All of these faster technologies, at the moment, are less accurate than the standard PCR. In particular, they are more likely to yield false negatives — they miss more infections.

In general, testing technology is likely to continue to improve over time, although manufacturing and availability is clearly still an issue. It’s absolutely insane that that is still true eight months into this but it is.

What is Testing Good For?

I see this as a shortened way to ask the question above. Can we really rely on testing? It’s not perfect. Really, what’s the point?

In fact, I think there is tremendous value to testing. But let me first say what it is not, which is a way to return to exactly the way things were before. Aaron Carroll has a thoughtful piece on this in the context of the White House outbreak. If we had a perfect test which could detect any amount of virus immediately with extremely high sensitivity, then we can imagine a scenario in which you could test people on the way into the Rose Garden and then let them safely cozy up and hug one another (seriously, watch the video). But this is not where we are on tests. A negative test is not a perfect signal of safety (something that the Administration should have known). Wearing masks and distancing when possible and not hugging strangers is also a big part. (As Lizzie O’Leary pointed out on Twitter, this is reminiscent of the “Safety Lasagna” idea).

But this doesn’t mean tests are not incredibly useful. Even an imperfect test provides a lot of information. To think about why, imagine you have a PCR test which detect 90% of infections and going into the test you think you have a 1% chance of infection. With a negative test result, the chance you have the virus falls to (just about) 0.1% — from 1 in 100 to 1 in 1000. This is much lower! It isn’t zero, but it’s a lot less.

A number of Universities have made testing a key part of their reopen plans. If you test your population repeatedly, you’ll pick up a lot of infections. If you can isolate people who are infected and infectious, you lower spread. To zero? No. That’s why Brown (for example) requires everyone on campus to test twice a week and to wear masks and distance. But if you pull out 90 out of every 100 infected people, there are simply less to spread.

If we could do better, more reliable, faster testing in schools we’d have some of the same benefits. If there are infected people, many of them would be pulled out. Yes, a few people with negative tests would come through the cracks. Again, that’s the reason for masks. But there are simply many fewer opportunities for infection.

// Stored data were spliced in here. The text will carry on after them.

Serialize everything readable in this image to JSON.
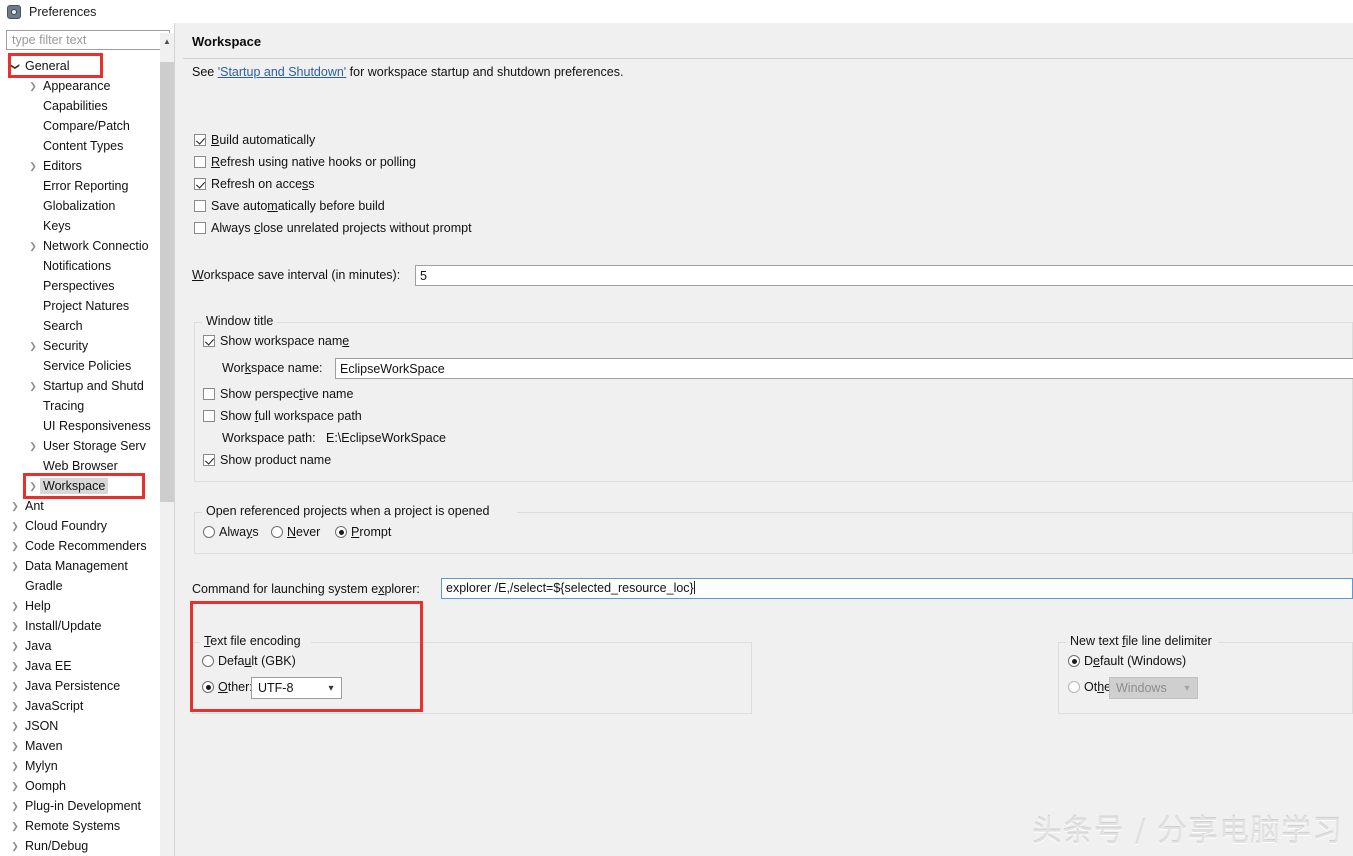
{
  "window": {
    "title": "Preferences",
    "icon": "preferences-gear-icon"
  },
  "sidebar": {
    "filter": {
      "placeholder": "type filter text",
      "value": ""
    },
    "items": [
      {
        "label": "General",
        "indent": 0,
        "arrow": "expanded",
        "selected": false
      },
      {
        "label": "Appearance",
        "indent": 1,
        "arrow": "collapsed",
        "selected": false
      },
      {
        "label": "Capabilities",
        "indent": 1,
        "arrow": "none",
        "selected": false
      },
      {
        "label": "Compare/Patch",
        "indent": 1,
        "arrow": "none",
        "selected": false
      },
      {
        "label": "Content Types",
        "indent": 1,
        "arrow": "none",
        "selected": false
      },
      {
        "label": "Editors",
        "indent": 1,
        "arrow": "collapsed",
        "selected": false
      },
      {
        "label": "Error Reporting",
        "indent": 1,
        "arrow": "none",
        "selected": false
      },
      {
        "label": "Globalization",
        "indent": 1,
        "arrow": "none",
        "selected": false
      },
      {
        "label": "Keys",
        "indent": 1,
        "arrow": "none",
        "selected": false
      },
      {
        "label": "Network Connectio",
        "indent": 1,
        "arrow": "collapsed",
        "selected": false
      },
      {
        "label": "Notifications",
        "indent": 1,
        "arrow": "none",
        "selected": false
      },
      {
        "label": "Perspectives",
        "indent": 1,
        "arrow": "none",
        "selected": false
      },
      {
        "label": "Project Natures",
        "indent": 1,
        "arrow": "none",
        "selected": false
      },
      {
        "label": "Search",
        "indent": 1,
        "arrow": "none",
        "selected": false
      },
      {
        "label": "Security",
        "indent": 1,
        "arrow": "collapsed",
        "selected": false
      },
      {
        "label": "Service Policies",
        "indent": 1,
        "arrow": "none",
        "selected": false
      },
      {
        "label": "Startup and Shutd",
        "indent": 1,
        "arrow": "collapsed",
        "selected": false
      },
      {
        "label": "Tracing",
        "indent": 1,
        "arrow": "none",
        "selected": false
      },
      {
        "label": "UI Responsiveness",
        "indent": 1,
        "arrow": "none",
        "selected": false
      },
      {
        "label": "User Storage Serv",
        "indent": 1,
        "arrow": "collapsed",
        "selected": false
      },
      {
        "label": "Web Browser",
        "indent": 1,
        "arrow": "none",
        "selected": false
      },
      {
        "label": "Workspace",
        "indent": 1,
        "arrow": "collapsed",
        "selected": true
      },
      {
        "label": "Ant",
        "indent": 0,
        "arrow": "collapsed",
        "selected": false
      },
      {
        "label": "Cloud Foundry",
        "indent": 0,
        "arrow": "collapsed",
        "selected": false
      },
      {
        "label": "Code Recommenders",
        "indent": 0,
        "arrow": "collapsed",
        "selected": false
      },
      {
        "label": "Data Management",
        "indent": 0,
        "arrow": "collapsed",
        "selected": false
      },
      {
        "label": "Gradle",
        "indent": 0,
        "arrow": "none",
        "selected": false
      },
      {
        "label": "Help",
        "indent": 0,
        "arrow": "collapsed",
        "selected": false
      },
      {
        "label": "Install/Update",
        "indent": 0,
        "arrow": "collapsed",
        "selected": false
      },
      {
        "label": "Java",
        "indent": 0,
        "arrow": "collapsed",
        "selected": false
      },
      {
        "label": "Java EE",
        "indent": 0,
        "arrow": "collapsed",
        "selected": false
      },
      {
        "label": "Java Persistence",
        "indent": 0,
        "arrow": "collapsed",
        "selected": false
      },
      {
        "label": "JavaScript",
        "indent": 0,
        "arrow": "collapsed",
        "selected": false
      },
      {
        "label": "JSON",
        "indent": 0,
        "arrow": "collapsed",
        "selected": false
      },
      {
        "label": "Maven",
        "indent": 0,
        "arrow": "collapsed",
        "selected": false
      },
      {
        "label": "Mylyn",
        "indent": 0,
        "arrow": "collapsed",
        "selected": false
      },
      {
        "label": "Oomph",
        "indent": 0,
        "arrow": "collapsed",
        "selected": false
      },
      {
        "label": "Plug-in Development",
        "indent": 0,
        "arrow": "collapsed",
        "selected": false
      },
      {
        "label": "Remote Systems",
        "indent": 0,
        "arrow": "collapsed",
        "selected": false
      },
      {
        "label": "Run/Debug",
        "indent": 0,
        "arrow": "collapsed",
        "selected": false
      }
    ],
    "scrollbar": {
      "up_arrow_icon": "chevron-up-icon"
    }
  },
  "page": {
    "title": "Workspace",
    "intro": {
      "prefix": "See ",
      "link": "'Startup and Shutdown'",
      "suffix": " for workspace startup and shutdown preferences."
    },
    "checkboxes": [
      {
        "label_pre": "",
        "mnemonic": "B",
        "label_post": "uild automatically",
        "checked": true
      },
      {
        "label_pre": "",
        "mnemonic": "R",
        "label_post": "efresh using native hooks or polling",
        "checked": false
      },
      {
        "label_pre": "Refresh on acce",
        "mnemonic": "s",
        "label_post": "s",
        "checked": true
      },
      {
        "label_pre": "Save auto",
        "mnemonic": "m",
        "label_post": "atically before build",
        "checked": false
      },
      {
        "label_pre": "Always ",
        "mnemonic": "c",
        "label_post": "lose unrelated projects without prompt",
        "checked": false
      }
    ],
    "save_interval": {
      "label_pre": "",
      "mnemonic": "W",
      "label_post": "orkspace save interval (in minutes):",
      "value": "5"
    },
    "window_title_group": {
      "title": "Window title",
      "show_workspace_name": {
        "label_pre": "Show workspace nam",
        "mnemonic": "e",
        "label_post": "",
        "checked": true
      },
      "workspace_name_label_pre": "Wor",
      "workspace_name_mnemonic": "k",
      "workspace_name_label_post": "space name:",
      "workspace_name_value": "EclipseWorkSpace",
      "show_perspective_name": {
        "label_pre": "Show perspec",
        "mnemonic": "t",
        "label_post": "ive name",
        "checked": false
      },
      "show_full_workspace_path": {
        "label_pre": "Show ",
        "mnemonic": "f",
        "label_post": "ull workspace path",
        "checked": false
      },
      "workspace_path_label": "Workspace path:",
      "workspace_path_value": "E:\\EclipseWorkSpace",
      "show_product_name": {
        "label_pre": "Show product name",
        "mnemonic": "",
        "label_post": "",
        "checked": true
      }
    },
    "open_referenced_group": {
      "title": "Open referenced projects when a project is opened",
      "options": [
        {
          "label_pre": "Alwa",
          "mnemonic": "y",
          "label_post": "s",
          "selected": false
        },
        {
          "label_pre": "",
          "mnemonic": "N",
          "label_post": "ever",
          "selected": false
        },
        {
          "label_pre": "",
          "mnemonic": "P",
          "label_post": "rompt",
          "selected": true
        }
      ]
    },
    "explorer_command": {
      "label_pre": "Command for launching system e",
      "mnemonic": "x",
      "label_post": "plorer:",
      "value": "explorer /E,/select=${selected_resource_loc}",
      "focused": true
    },
    "text_file_encoding": {
      "title_pre": "",
      "title_mnemonic": "T",
      "title_post": "ext file encoding",
      "default_option": {
        "label_pre": "Defa",
        "mnemonic": "u",
        "label_post": "lt (GBK)",
        "selected": false
      },
      "other_option": {
        "label_pre": "",
        "mnemonic": "O",
        "label_post": "ther:",
        "selected": true
      },
      "encoding_value": "UTF-8",
      "chevron_icon": "chevron-down-icon"
    },
    "line_delimiter": {
      "title_pre": "New text ",
      "title_mnemonic": "f",
      "title_post": "ile line delimiter",
      "default_option": {
        "label_pre": "D",
        "mnemonic": "e",
        "label_post": "fault (Windows)",
        "selected": true
      },
      "other_option": {
        "label_pre": "Ot",
        "mnemonic": "h",
        "label_post": "er:",
        "selected": false
      },
      "delimiter_value": "Windows",
      "disabled": true,
      "chevron_icon": "chevron-down-icon"
    }
  },
  "watermark": {
    "text": "头条号 / 分享电脑学习"
  },
  "annotations": {
    "accent_color": "#e8302c",
    "boxes": [
      "general-tree-item",
      "workspace-tree-item",
      "text-file-encoding-group"
    ]
  }
}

Ultimately, no matter what we are assuming some risk. Routine testing (or even reliable testing for those with symptoms) can lower that risk.

Weren’t you going to answer the question above?

Right, yes.

There is no question that completely isolating with no outside contact for 14 days is the safest way to ensure that you are not infected before seeing others. And in a situation in which the family member you are seeing is very elderly or immune compromised this may be what it takes.

But: if you find yourself in a lower risk situation (say, visiting older but healthy parents) you may be comfortable with allowing for some risks. There are always some risks (flu, etc) even when we do not think about them. In this situation a shorter quarantine could be appropriate, and testing could be an alternative or supplement to this. A test could yield a false negative, but if you do test negative you know your risk is much reduced.

As for when to test, repeated tests… Repeated tests are probably not realistic unless your resources outstrip the rest of us. Given the timing of viral onset, a test 3 to 5 days after possible exposure (for example, 3 to 5 days after travel) may be the most likely to be effective. As for whether and where to get this, HHS has a site where you can look up your state. Let’s just say some are better than others.